TodaysVerse.net
Ye have not chosen me, but I have chosen you, and ordained you, that ye should go and bring forth fruit, and that your fruit should remain: that whatsoever ye shall ask of the Father in my name, he may give it you.
King James Version

Meaning

Jesus spoke these words to his twelve closest followers — his disciples — on the night before he was crucified, during a final meal together known as the Last Supper. He had just used the image of a grapevine and its branches to describe the relationship between himself and his followers: he is the vine, they are the branches, and fruitfulness comes from staying connected to him. Now he makes it personal. In that culture, disciples typically sought out and chose their own rabbi — their teacher — by proving they were worthy.

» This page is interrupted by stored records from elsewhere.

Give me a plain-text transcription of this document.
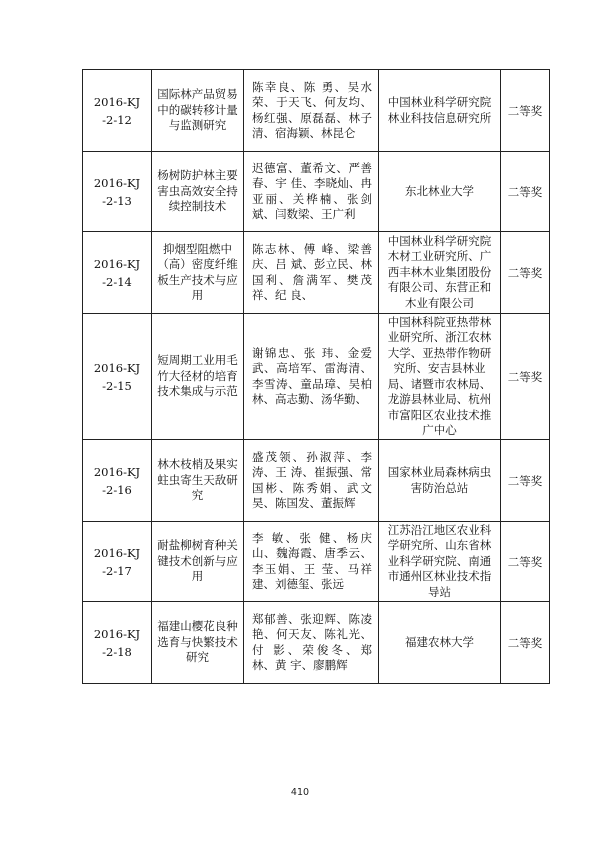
2016-KJ
-2-12	国际林产品贸易中的碳转移计量与监测研究	陈幸良、陈 勇、吴水荣、于天飞、何友均、杨红强、原磊磊、林子清、宿海颖、林昆仑	中国林业科学研究院林业科技信息研究所	二等奖

2016-KJ
-2-13	杨树防护林主要害虫高效安全持续控制技术	迟德富、董希文、严善春、宇 佳、李晓灿、冉亚丽、关桦楠、张剑斌、闫数梁、王广利	东北林业大学	二等奖

2016-KJ
-2-14	抑烟型阻燃中（高）密度纤维板生产技术与应用	陈志林、傅 峰、梁善庆、吕 斌、彭立民、林国利、詹满军、樊茂祥、纪 良、	中国林业科学研究院木材工业研究所、广西丰林木业集团股份有限公司、东营正和木业有限公司	二等奖

2016-KJ
-2-15	短周期工业用毛竹大径材的培育技术集成与示范	谢锦忠、张 玮、金爱武、高培军、雷海清、李雪涛、童品璋、吴柏林、高志勤、汤华勤、	中国林科院亚热带林业研究所、浙江农林大学、亚热带作物研究所、安吉县林业局、诸暨市农林局、龙游县林业局、杭州市富阳区农业技术推广中心	二等奖

2016-KJ
-2-16	林木枝梢及果实蛀虫寄生天敌研究	盛茂领、孙淑萍、李涛、王 涛、崔振强、常国彬、陈秀娟、武文昊、陈国发、董振辉	国家林业局森林病虫害防治总站	二等奖

2016-KJ
-2-17	耐盐柳树育种关键技术创新与应用	李 敏、张 健、杨庆山、魏海霞、唐季云、李玉娟、王 莹、马祥建、刘德玺、张远	江苏沿江地区农业科学研究所、山东省林业科学研究院、南通市通州区林业技术指导站	二等奖

2016-KJ
-2-18	福建山樱花良种选育与快繁技术研究	郑郁善、张迎辉、陈凌艳、何天友、陈礼光、付 影、荣俊冬、郑 林、黄 宇、廖鹏辉	福建农林大学	二等奖
410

Jesus completely reverses this: he did the choosing. The disciples didn't earn their place; they were appointed to it. And the purpose of that appointment is active — to "go and bear fruit" that has permanence. The promise that follows — that the Father will give whatever they ask in Jesus' name — is best understood in the context of this mission, not as a general guarantee that any request will be granted.

Prayer

Father, on the days I feel like I barely belong — like faith is something I keep almost losing — remind me that belonging was your idea first. You chose me before I chose anything. Help me live like someone who knows that. Send me out to bear fruit that actually lasts. Amen.

Reflection

In the ancient world, if you wanted to study under a great rabbi, you went looking for one. You demonstrated your knowledge of scripture. You impressed the right people. The best students got chosen by the best teachers, and everyone else went home to learn their father's trade. Jesus doesn't run that system. He walks up to fishermen hauling nets, a tax collector cheating his neighbors, people nobody else had picked, and says — you. I want you. Not because you applied. Not because you stood out. Because I chose you. Feel how strange that is. Feel how the ground shifts underneath everything you thought you had to earn. There's a version of faith that leans heavily on your side of the equation — your commitment, your consistency, your choice to keep following on the days when it's hard. And those things matter. But underneath all of that is something this verse won't let you quietly skip past: you were wanted before you wanted back. On the days when your faith feels thin, when you're not sure you'd sign up for this again if you're honest, when you can't feel God anywhere — that's exactly when John 15:16 does its deepest work. The whole thing was initiated by someone else. Your grip on God is not what's holding you. His grip on you is. Start from there.

Discussion Questions

1

What's the significance of Jesus saying 'you did not choose me, but I chose you' in a culture where disciples always chose their own teacher? What does reversing that dynamic say about how God relates to people?

2

How does it change your sense of identity or security to believe that you were chosen — not as a result of your effort or worthiness, but because of a decision Jesus made about you?

3

The verse connects being chosen to being 'appointed to go and bear fruit that will last.' Do you experience your faith primarily as a personal, private relationship — or as a calling with a direction and purpose? What does this verse say to that distinction?

4

What might 'fruit that will last' look like in your closest relationships — the people who will be shaped by having known you? What lasting mark do you hope to leave on the specific people in your life?

5

If you genuinely believed you were chosen and appointed — not just forgiven, but sent — what's one specific place in your life where you'd show up differently starting this week?